And Suffered the Little Victims of War: The Syrian Crisis that Eradicated Generations
“War may sometimes be a necessary evil. But no matter how necessary, it is always an evil, never a good. We will not learn to live together in peace by killing each other’s children”
- Jimmy Carter

War is an almost daily routine for Syria’s young souls. In the preceding half-decade the Syrian situation has been wrecked beyond repair. The world has seen a multitude of images and videos of children being covered in dust, lifeless bodies of babies being carried around, children being washed ashore the Mediterranean and that one glorious moment of hope when a baby is excavated from deep in the rubble after a massive bombing, but without any sympathy to avail.
The Syrian Status Quo
According to a UNICEF report, an estimated 3.7 million Syrian children — one in three of all Syrian children — have been born since the conflict began five years ago, their lives shaped by violence, fear and displacement. As the war continues, children are simultaneously fighting an adult war, they are continuing to drop out of school, and many are forced into labour, while girls are marrying early. In total, UNICEF estimates that some 8.4 million children — more than 80 per cent of Syria’s child population — are now affected by the conflict, either inside the country or as refugees in neighbouring countries.
The inception of this problem dates back to 2011. Owing to the Arab Spring, the totalitarian regimes in several parts of the Arab region were challenged and attempts were made in different regions of the Middle East and Northern Africa to topple such a regime. The Al-Assad family in Syria refused to step down. A series of protests broke out across the entire country. The Syrian civilian population was trapped amidst ceaseless violent feuds between the government, the rebel groups and religious extremists.
In 2012, the rebel groups began their assault on the city of Aleppo where children were first attacked. Children being caught in the cross-fire, children being killed by stray bullets, children being attacked by snipers and rockets, children being victims of sarin gas attacks as rebels and government forces continued to fight endlessly. The additional repercussions included children being groomed to be child soldiers, killers, suicide bombers having barrel bombs dropped on their childhood.
The conflict in Syria has continued for five years in a civil war surrounding the legitimacy of Bashar al-Assad. For much of that time, attacks have taken place on humanitarian convoys, medical facilities, and other forms of critical civilian aid.
Syria today represents bloodied toddlers wailing on a hospital bed and rescuers pulling a baby from rubble, unsure whether the child will survive. The violence in Syria has only multiplied, as diplomacy seems to have failed once again. Air raids are worse than the time before the ceasefire went into effect. Hospitals and schools are constantly attacked by the air raids, once again targeting children.

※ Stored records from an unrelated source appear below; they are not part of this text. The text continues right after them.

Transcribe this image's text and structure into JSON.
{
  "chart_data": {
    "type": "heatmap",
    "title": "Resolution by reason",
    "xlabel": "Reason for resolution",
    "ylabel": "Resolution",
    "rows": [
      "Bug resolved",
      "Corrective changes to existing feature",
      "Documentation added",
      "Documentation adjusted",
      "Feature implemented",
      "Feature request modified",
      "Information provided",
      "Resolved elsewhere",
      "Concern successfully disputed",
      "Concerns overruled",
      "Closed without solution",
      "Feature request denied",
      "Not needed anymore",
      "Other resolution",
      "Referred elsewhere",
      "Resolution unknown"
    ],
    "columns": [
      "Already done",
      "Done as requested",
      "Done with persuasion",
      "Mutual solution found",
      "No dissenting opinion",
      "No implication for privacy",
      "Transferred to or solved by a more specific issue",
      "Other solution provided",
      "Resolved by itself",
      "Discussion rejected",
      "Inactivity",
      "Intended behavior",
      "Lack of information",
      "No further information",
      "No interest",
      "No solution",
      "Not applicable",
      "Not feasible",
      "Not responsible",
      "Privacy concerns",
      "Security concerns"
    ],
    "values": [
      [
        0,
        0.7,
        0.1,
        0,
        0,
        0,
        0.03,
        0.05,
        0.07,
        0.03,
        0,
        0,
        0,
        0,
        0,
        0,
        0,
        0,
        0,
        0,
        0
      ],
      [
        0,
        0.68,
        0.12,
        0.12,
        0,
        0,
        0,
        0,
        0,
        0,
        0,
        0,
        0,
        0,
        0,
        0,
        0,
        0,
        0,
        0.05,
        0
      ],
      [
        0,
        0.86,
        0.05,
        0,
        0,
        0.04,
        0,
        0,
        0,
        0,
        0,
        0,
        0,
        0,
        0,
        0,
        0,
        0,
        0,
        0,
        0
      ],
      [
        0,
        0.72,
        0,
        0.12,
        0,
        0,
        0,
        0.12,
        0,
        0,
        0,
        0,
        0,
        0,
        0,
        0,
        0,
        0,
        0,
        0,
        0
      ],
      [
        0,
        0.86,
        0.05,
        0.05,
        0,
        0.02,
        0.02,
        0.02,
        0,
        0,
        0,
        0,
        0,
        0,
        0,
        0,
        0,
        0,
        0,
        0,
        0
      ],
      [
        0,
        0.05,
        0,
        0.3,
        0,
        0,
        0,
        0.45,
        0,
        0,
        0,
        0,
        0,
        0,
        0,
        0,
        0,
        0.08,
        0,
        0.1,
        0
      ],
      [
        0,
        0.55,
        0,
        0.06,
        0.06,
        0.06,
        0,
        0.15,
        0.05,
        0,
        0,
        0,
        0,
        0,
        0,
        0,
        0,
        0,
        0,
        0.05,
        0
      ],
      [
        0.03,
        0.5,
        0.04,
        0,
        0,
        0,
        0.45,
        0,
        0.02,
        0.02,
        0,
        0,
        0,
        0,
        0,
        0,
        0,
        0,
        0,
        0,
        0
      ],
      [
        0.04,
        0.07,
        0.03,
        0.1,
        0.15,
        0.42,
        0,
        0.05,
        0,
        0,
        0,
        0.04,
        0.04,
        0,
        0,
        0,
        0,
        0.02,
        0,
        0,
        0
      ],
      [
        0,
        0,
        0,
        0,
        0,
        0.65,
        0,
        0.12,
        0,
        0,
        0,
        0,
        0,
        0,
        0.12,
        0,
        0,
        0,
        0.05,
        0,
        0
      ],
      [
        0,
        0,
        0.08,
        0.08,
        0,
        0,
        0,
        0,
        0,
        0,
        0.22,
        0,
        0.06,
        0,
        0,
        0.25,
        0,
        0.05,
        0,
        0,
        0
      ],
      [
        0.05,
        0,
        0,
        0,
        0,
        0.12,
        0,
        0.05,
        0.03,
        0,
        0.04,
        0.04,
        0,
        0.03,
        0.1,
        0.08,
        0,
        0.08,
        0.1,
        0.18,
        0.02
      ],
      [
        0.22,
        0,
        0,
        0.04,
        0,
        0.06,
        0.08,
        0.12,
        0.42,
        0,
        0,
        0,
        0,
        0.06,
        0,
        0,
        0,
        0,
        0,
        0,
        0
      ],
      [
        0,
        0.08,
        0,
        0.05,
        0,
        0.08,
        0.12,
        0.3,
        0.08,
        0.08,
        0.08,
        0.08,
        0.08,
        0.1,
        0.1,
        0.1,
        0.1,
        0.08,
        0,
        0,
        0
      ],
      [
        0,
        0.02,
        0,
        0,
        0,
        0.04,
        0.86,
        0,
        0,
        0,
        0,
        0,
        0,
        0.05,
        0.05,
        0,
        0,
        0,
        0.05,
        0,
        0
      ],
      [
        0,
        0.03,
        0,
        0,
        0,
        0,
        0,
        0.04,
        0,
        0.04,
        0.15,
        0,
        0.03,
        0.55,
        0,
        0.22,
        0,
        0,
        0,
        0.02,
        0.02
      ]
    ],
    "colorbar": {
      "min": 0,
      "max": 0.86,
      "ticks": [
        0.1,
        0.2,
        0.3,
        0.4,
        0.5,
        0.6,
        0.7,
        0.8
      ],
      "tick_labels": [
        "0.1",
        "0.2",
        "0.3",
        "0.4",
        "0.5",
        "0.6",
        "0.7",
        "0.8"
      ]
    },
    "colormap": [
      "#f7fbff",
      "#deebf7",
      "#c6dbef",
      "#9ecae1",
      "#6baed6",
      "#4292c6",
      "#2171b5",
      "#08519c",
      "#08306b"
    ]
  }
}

Children are the center of the Syrian war. CHILDREN, are paying the price every day for this armed conflict. Their joys of childhood have been snatched away even before they were old enough to relish it. They do not dream of new toys or new clothes or not having homework for school, all that they dream of is not waking up at night at the dreadful sound of the neighbouring drone and finding themselves amidst rubble with everything desecrated and no desire to live.
The “International Peace” Debacle
The very first objective of the UN Charter reads, “To save the succeeding generations from the scourge of war”. In Syria today, this very text of the Charter is quite evidently buried beneath the roar of bombs and the whimpers of children trapped under rubble, their faces caked with blood and dust.
The international community has severely failed Syria. The United Nations Security Council being dominated by the permanent five, two of which have conducted incessant air raids on Syrian civilians without any legitimate sanction, has also failed. The extent of the American and Russian interventions reflects the countries’ global ambitions. The two countries have committed large-scale violence in the name of ‘counter-terrorism’. Syria is the embodiment of the blatant misuse of the concept of ‘counter-terrorism’ to serve the vested interests of the major powers of the world.
As the violence continues unabated across Syria, the cries of the helpless Syrians constantly go unheard, reflecting an increasingly gloomy situation. However, the international community seems far from understanding the scale and scope of the crisis, despite its inflammatory nature, which is causing regional spillover effects.
The Way Forward
The world has made a giant mess. The world has destroyed cities and burned them to the ground. The world has killed children. The world which needed to come to a united front to the aid of Syrian refugees ended up being more divisive. Before there can be peace in Syria, there will almost certainly be more war. We cannot fix Syria, but what we can do is acknowledge that this catastrophe is alarming and there is a desperate need for the international community to overhaul the way it responds to atrocities. An equally essential step includes holding perpetrators to account — to send an unequivocal message that war crimes have consequences. We can flood social media with sympathy tweets and irate articles but unless these war crimes are brought to book, the cries of “never again” will again ring hollow. The world needs to keep its prejudices aside and begin accepting refugees. If there is one way the world can salvage itself from the horrors of Syria is giving a home and a hearth to those who survived. Lastly, as individuals, what we can do is fight for the rights of Syrians, keep voicing our opinions to raise awareness about the Syrian situation, keep contributing to organizations engaged in the aid of Syria, keep writing to world leaders to change their ways and keep fighting this terror.